🤿 Lab 01: Deep Dive - Secure Pipeline¶

Mission Scenario

You are the new Data Guardian of Atlantyqa. You've been entrusted with a confidential document containing financial and personal data. Your mission: process it and extract intelligence without a single figure or real name touching the cloud.

1. 🗺️ Operations Map¶

Before touching a key, visualize the secure data flow.

graph TD
    Input[📄 Raw Document] -->|Ingest| Clean[🧹 Cleaning]
    Clean -->|Redaction with SpaCy| Safe[🛡️ Secure Tokens]
    Safe -->|Analysis| Json[💎 Final JSON]

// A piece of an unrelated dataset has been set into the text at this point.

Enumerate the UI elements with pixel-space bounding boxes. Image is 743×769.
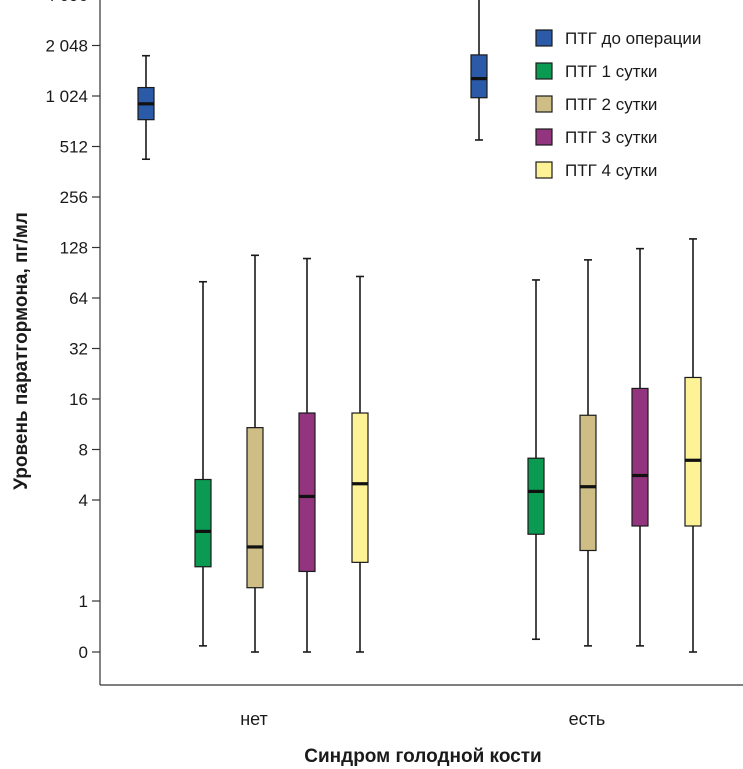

    style Input fill:#e7ae4c,stroke:#333,stroke-width:2px,color:#fff
    style Clean fill:#37a880,stroke:#333,stroke-width:2px,color:#fff
    style Safe fill:#e0e7ff,stroke:#333,stroke-width:2px,color:#182232
    style Json fill:#f1f5f9,stroke:#182232,stroke-width:2px,color:#182232

2. ⚔️ Mission Execution¶

Follow the steps with surgical precision.

Step 1: IngestStep 2: Armored AnalysisStep 3: Verification

Create a confidential.txt file in data/input/ with fake (but realistic) data and execute it.

python cogctl.py ingest confidential.txt

Activate the privacy shield. The COGNITIVE_REDACT variable is your best friend.

# In PowerShell
$env:COGNITIVE_REDACT="1"; python cogctl.py analyze

# In Bash
COGNITIVE_REDACT=1 python cogctl.py analyze

Check that the system worked. Open the resulting JSON.

Expected: "PERSON": "[REDACTED]"
Failed: "PERSON": "Juan Pérez"

3. 📸 Evidence Collection¶

To claim your reward (XP), you must present proof.

Delivery Checklist¶

[ ] Output JSON: Confirm there are no real names.
[ ] Audit Log: Verify that outputs/audit/ has a new entry.
[ ] Screenshot: Show your terminal with the "Success" message.

📝 Template for your Pull Request


## 🛡️ Lab 01 Mission Completed

- **File Hash:** [Insert Hash]
- **Redaction Status:** ✅ Activated
- **Incidents:** None

Evidence attached in /evidence folder.

🆘 Common Problems?¶

My document isn't processing

Is it in data/input?
Does it have a .txt or .pdf extension?
Do you have write permissions on outputs/?

I don't see redacted data

Make sure the environment variable is properly set. Do an echo $env:COGNITIVE_REDACT to check.